3.1. The practice of soy sauce and meat

Ingredients: One piece of fresh pork belly, soy sauce, soy sauce, soy sauce, cooking wine, pepper, star anise, gerbera, cinnamon, pepper powder, and white sugar.

Practice: Wash the pork belly with a small hole in the meat to make it easier to infiltrate the seasoning. Put all the spices in the container and stir well. Pork belly is placed in a prepared seasoning. Give the whole body seasoning. Pickled one day and one night, halfway through every two or three hours to turn meat once. The cured meat is hung outside and dried. It's good to dry it and hold it down until it's pinched.

3.2. The practice of soy sauce fish

Materials: 2 red salmon and some soy sauce.

Practice: After the fish is clean, cut the knife on both sides. The garlic sprouts are cut obliquely; the dried radish is cut into small pieces. Heat the oil into a hot pot, fry the fish a little, remove the fish slightly from the bottom of the pot, stir the scent of the lower tempeh, garlic white segments, and radish, then cook it in sauce, a little sugar and water. Red and thin peppers can be served on the table.

How to pick soy sauce

Brewing soy sauce has a rich sauce and no other odor; the preparation of soy sauce needs shaking and then smell, the smell does not brewing soy sauce, and the smell of sauce is not enough, whether there is odor depends on the sensitivity of the nose, most people can not smell odor.
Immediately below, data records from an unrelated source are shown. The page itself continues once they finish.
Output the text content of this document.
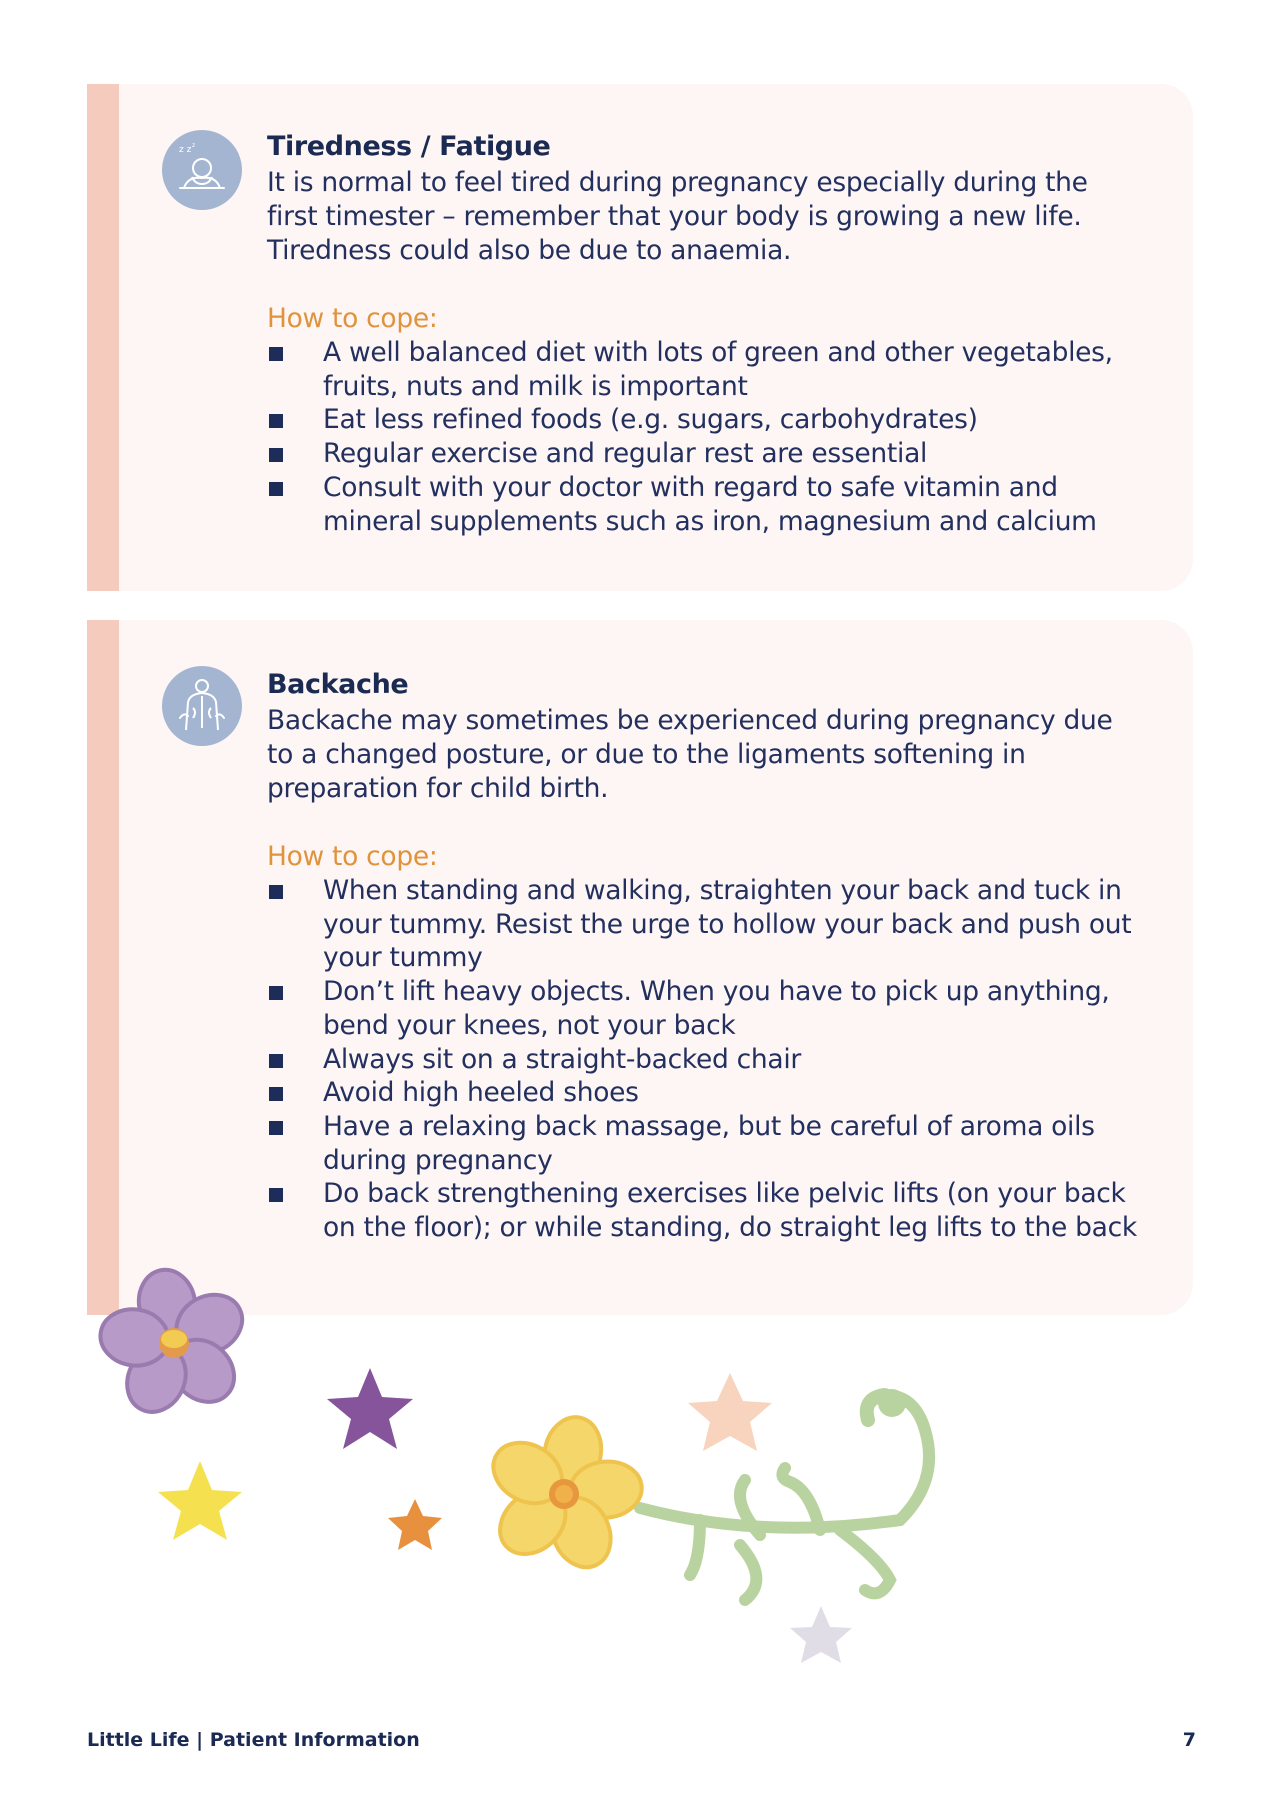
z z z	Tiredness / Fatigue

It is normal to feel tired during pregnancy especially during the first timester – remember that your body is growing a new life. Tiredness could also be due to anaemia.

How to cope:

A well balanced diet with lots of green and other vegetables, fruits, nuts and milk is important
Eat less refined foods (e.g. sugars, carbohydrates)
Regular exercise and regular rest are essential
Consult with your doctor with regard to safe vitamin and mineral supplements such as iron, magnesium and calcium
Backache

Backache may sometimes be experienced during pregnancy due to a changed posture, or due to the ligaments softening in preparation for child birth.

How to cope:

When standing and walking, straighten your back and tuck in your tummy. Resist the urge to hollow your back and push out your tummy
Don’t lift heavy objects. When you have to pick up anything, bend your knees, not your back
Always sit on a straight-backed chair
Avoid high heeled shoes
Have a relaxing back massage, but be careful of aroma oils during pregnancy
Do back strengthening exercises like pelvic lifts (on your back on the floor); or while standing, do straight leg lifts to the back
Little Life | Patient Information	7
In addition, the smell of this difference method, but also with the preparation of soy sauce production process, if the production process is better, the smell and brewing soy sauce will not be very different.

Shake the soy sauce bottle, brewing soy sauce foam size is more uniform and not easy to spread; the size of the prepared soy sauce foam is different, it is easy to disperse.

After shaking the soy sauce bottle, the brewing soy sauce is well walled, and the time for staying in the inner wall of the soy sauce bottle is long, and the inner wall is easy to be colored; the wall of the prepared soy sauce is poor, and the coloring power is also poor.

The amino acid nitrogen content of soy sauce is generally higher than that of formulated soy sauce. According to national regulations, the preparation of soy sauce should contain 50% of soy sauce, but the soy sauce produced by many manufacturers only contains 10% of soy sauce, so the content of amino acid nitrogen is not comparable to that of brewing soy sauce.

How to save soy sauce

Soy sauce contains nutrients, and microorganisms proliferate. Especially on hot days, soy sauce produces a white film on the surface. This white film is caused by contamination of the soy sauce with dirty containers and dust. Therefore, buy hot soy sauce in bulk should be boiled before storage; or soy sauce on the surface of a few drops of cooking oil, separated from the air, the bacteria is not easy to grow; can also put a few flaps of peeled garlic into the sauce to prevent soy sauce deterioration. Don't use soy sauce to preserve soy sauce many times to avoid damaging nutrients.